19-07-00455 «Development of models, algorithms and software for solving the problems of safety and risk assessment at nuclear power plants in case of beyond-design accidents with emission of thermal neutron sources with low flux density». Project Manager Berberova M.A.
This project is aimed at developing models, algorithms and software for carrying out activities to improve safety and reduce risks in the design of new and operating nuclear power plants. The principal novelty of the project is the development of a methodical apparatus for the assessment of radiation risk at nuclear power plants in the most dangerous (beyond design) accidents with the release of thermal neutron sources with low flux density. Nuclear reactors based on the use of fission energy of heavy nuclei are powerful sources of gamma radiation and neutrons. The project is aimed at computer modeling and development of new methods, algorithms and software for solving problems of safety and risk assessment at nuclear power plants in the most dangerous (beyond design) accidents with emission of thermal neutron sources with low flux density. To implement the project, it is necessary: to develop a methodological approach for solving the problems of assessing the doses of external and internal exposure and assessing the damage to the population living around the NPP in the most dangerous (beyond design) accidents with the release of thermal neutron sources with low flux density; make calculations for the population, given its age composition.
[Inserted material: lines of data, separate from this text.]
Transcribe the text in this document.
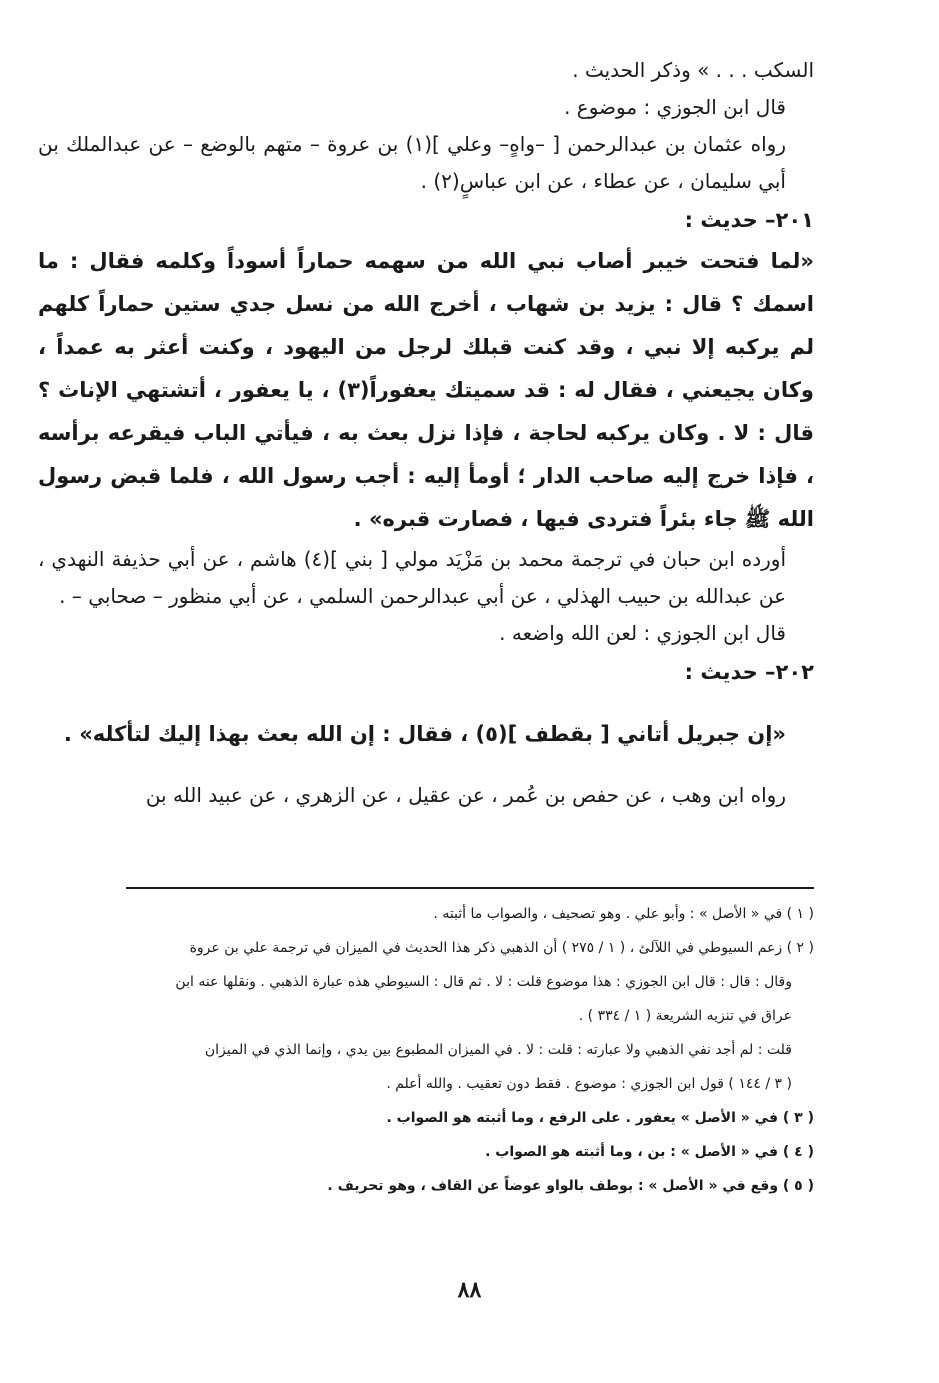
السكب . . . » وذكر الحديث .

قال ابن الجوزي : موضوع .

رواه عثمان بن عبدالرحمن [ –واهٍ– وعلي ](١) بن عروة – متهم بالوضع – عن عبدالملك بن أبي سليمان ، عن عطاء ، عن ابن عباسٍ(٢) .

٢٠١– حديث :

«لما فتحت خيبر أصاب نبي الله من سهمه حماراً أسوداً وكلمه فقال : ما اسمك ؟ قال : يزيد بن شهاب ، أخرج الله من نسل جدي ستين حماراً كلهم لم يركبه إلا نبي ، وقد كنت قبلك لرجل من اليهود ، وكنت أعثر به عمداً ، وكان يجيعني ، فقال له : قد سميتك يعفوراً(٣) ، يا يعفور ، أتشتهي الإناث ؟ قال : لا . وكان يركبه لحاجة ، فإذا نزل بعث به ، فيأتي الباب فيقرعه برأسه ، فإذا خرج إليه صاحب الدار ؛ أومأ إليه : أجب رسول الله ، فلما قبض رسول الله ﷺ جاء بئراً فتردى فيها ، فصارت قبره» .

أورده ابن حبان في ترجمة محمد بن مَزْيَد مولي [ بني ](٤) هاشم ، عن أبي حذيفة النهدي ، عن عبدالله بن حبيب الهذلي ، عن أبي عبدالرحمن السلمي ، عن أبي منظور – صحابي – .

قال ابن الجوزي : لعن الله واضعه .

٢٠٢– حديث :

«إن جبريل أتاني [ بقطف ](٥) ، فقال : إن الله بعث بهذا إليك لتأكله» .

رواه ابن وهب ، عن حفص بن عُمر ، عن عقيل ، عن الزهري ، عن عبيد الله بن

( ١ ) في « الأصل » : وأبو علي . وهو تصحيف ، والصواب ما أثبته .

( ٢ ) زعم السيوطي في اللآلئ ، ( ١ / ٢٧٥ ) أن الذهبي ذكر هذا الحديث في الميزان في ترجمة علي بن عروة
وقال : قال : قال ابن الجوزي : هذا موضوع قلت : لا . ثم قال : السيوطي هذه عبارة الذهبي . ونقلها عنه ابن
عراق في تنزيه الشريعة ( ١ / ٣٣٤ ) .
قلت : لم أجد نفي الذهبي ولا عبارته : قلت : لا . في الميزان المطبوع بين يدي ، وإنما الذي في الميزان
( ٣ / ١٤٤ ) قول ابن الجوزي : موضوع . فقط دون تعقيب . والله أعلم .

( ٣ ) في « الأصل » يعفور . على الرفع ، وما أثبته هو الصواب .

( ٤ ) في « الأصل » : بن ، وما أثبته هو الصواب .

( ٥ ) وقع في « الأصل » : بوطف بالواو عوضاً عن القاف ، وهو تحريف .

٨٨
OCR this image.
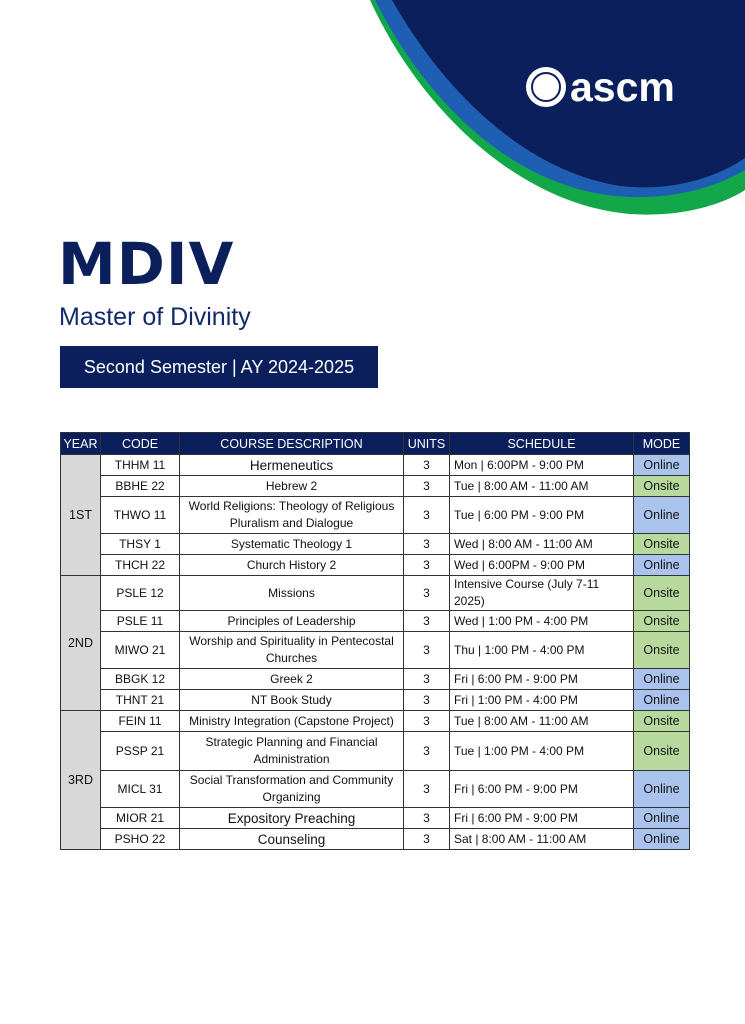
ascm
MDIV
Master of Divinity
Second Semester | AY 2024-2025
YEAR	CODE	COURSE DESCRIPTION	UNITS	SCHEDULE	MODE
1ST	THHM 11	Hermeneutics	3	Mon | 6:00PM - 9:00 PM	Online
	BBHE 22	Hebrew 2	3	Tue | 8:00 AM - 11:00 AM	Onsite
	THWO 11	World Religions: Theology of Religious Pluralism and Dialogue	3	Tue | 6:00 PM - 9:00 PM	Online
	THSY 1	Systematic Theology 1	3	Wed | 8:00 AM - 11:00 AM	Onsite
	THCH 22	Church History 2	3	Wed | 6:00PM - 9:00 PM	Online
2ND	PSLE 12	Missions	3	Intensive Course (July 7-11 2025)	Onsite
	PSLE 11	Principles of Leadership	3	Wed | 1:00 PM - 4:00 PM	Onsite
	MIWO 21	Worship and Spirituality in Pentecostal Churches	3	Thu | 1:00 PM - 4:00 PM	Onsite
	BBGK 12	Greek 2	3	Fri | 6:00 PM - 9:00 PM	Online
	THNT 21	NT Book Study	3	Fri | 1:00 PM - 4:00 PM	Online
3RD	FEIN 11	Ministry Integration (Capstone Project)	3	Tue | 8:00 AM - 11:00 AM	Onsite
	PSSP 21	Strategic Planning and Financial Administration	3	Tue | 1:00 PM - 4:00 PM	Onsite
	MICL 31	Social Transformation and Community Organizing	3	Fri | 6:00 PM - 9:00 PM	Online
	MIOR 21	Expository Preaching	3	Fri | 6:00 PM - 9:00 PM	Online
	PSHO 22	Counseling	3	Sat | 8:00 AM - 11:00 AM	Online
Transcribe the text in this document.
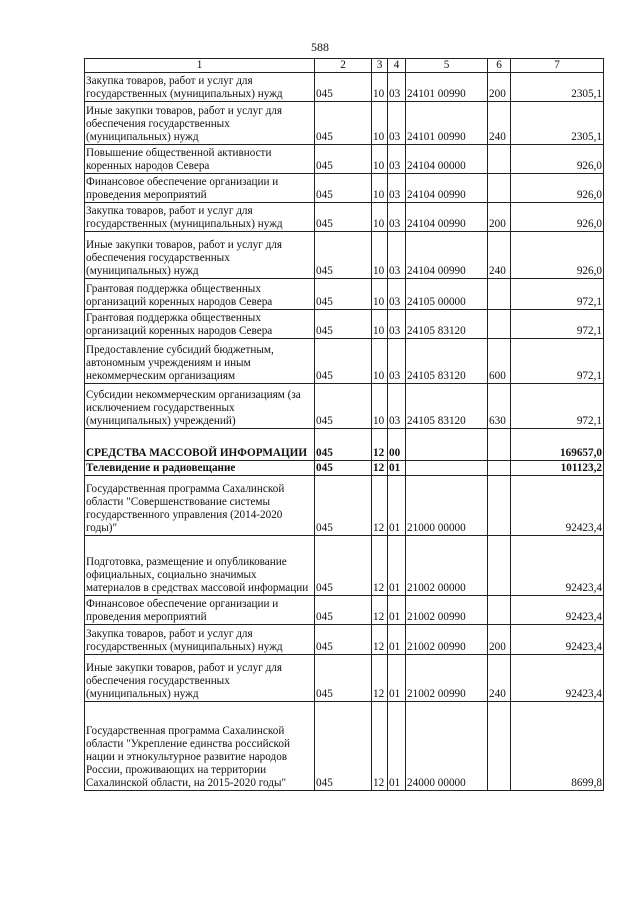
588
1	2	3	4	5	6	7
Закупка товаров, работ и услуг для государственных (муниципальных) нужд	045	10	03	24101 00990	200	2305,1
Иные закупки товаров, работ и услуг для обеспечения государственных (муниципальных) нужд	045	10	03	24101 00990	240	2305,1
Повышение общественной активности коренных народов Севера	045	10	03	24104 00000		926,0
Финансовое обеспечение организации и проведения мероприятий	045	10	03	24104 00990		926,0
Закупка товаров, работ и услуг для государственных (муниципальных) нужд	045	10	03	24104 00990	200	926,0
Иные закупки товаров, работ и услуг для обеспечения государственных (муниципальных) нужд	045	10	03	24104 00990	240	926,0
Грантовая поддержка общественных организаций коренных народов Севера	045	10	03	24105 00000		972,1
Грантовая поддержка общественных организаций коренных народов Севера	045	10	03	24105 83120		972,1
Предоставление субсидий бюджетным, автономным учреждениям и иным некоммерческим организациям	045	10	03	24105 83120	600	972,1
Субсидии некоммерческим организациям (за исключением государственных (муниципальных) учреждений)	045	10	03	24105 83120	630	972,1
СРЕДСТВА МАССОВОЙ ИНФОРМАЦИИ	045	12	00			169657,0
Телевидение и радиовещание	045	12	01			101123,2
Государственная программа Сахалинской области "Совершенствование системы государственного управления (2014-2020 годы)"	045	12	01	21000 00000		92423,4
Подготовка, размещение и опубликование официальных, социально значимых материалов в средствах массовой информации	045	12	01	21002 00000		92423,4
Финансовое обеспечение организации и проведения мероприятий	045	12	01	21002 00990		92423,4
Закупка товаров, работ и услуг для государственных (муниципальных) нужд	045	12	01	21002 00990	200	92423,4
Иные закупки товаров, работ и услуг для обеспечения государственных (муниципальных) нужд	045	12	01	21002 00990	240	92423,4
Государственная программа Сахалинской области "Укрепление единства российской нации и этнокультурное развитие народов России, проживающих на территории Сахалинской области, на 2015-2020 годы"	045	12	01	24000 00000		8699,8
Based on these decisions, measures will be proposed to reduce the risk and improve the safety of nuclear power plants. Project participants: Berberova M.A. (Project Manager), Andreev V.V., Andreev N.G., Andreeva O.V., Zolotarev S.S., Ozdoeva A.Kh., Orekhova E.E., Tarasova N.P., Tarasova Yu.S., Chernyavsky K.I.

19-07-00844 «New methods of formation and application of multidimensional visual models for the representation, processing, analysis, interpretation and use of big data». Project Manager Zakharova A.A.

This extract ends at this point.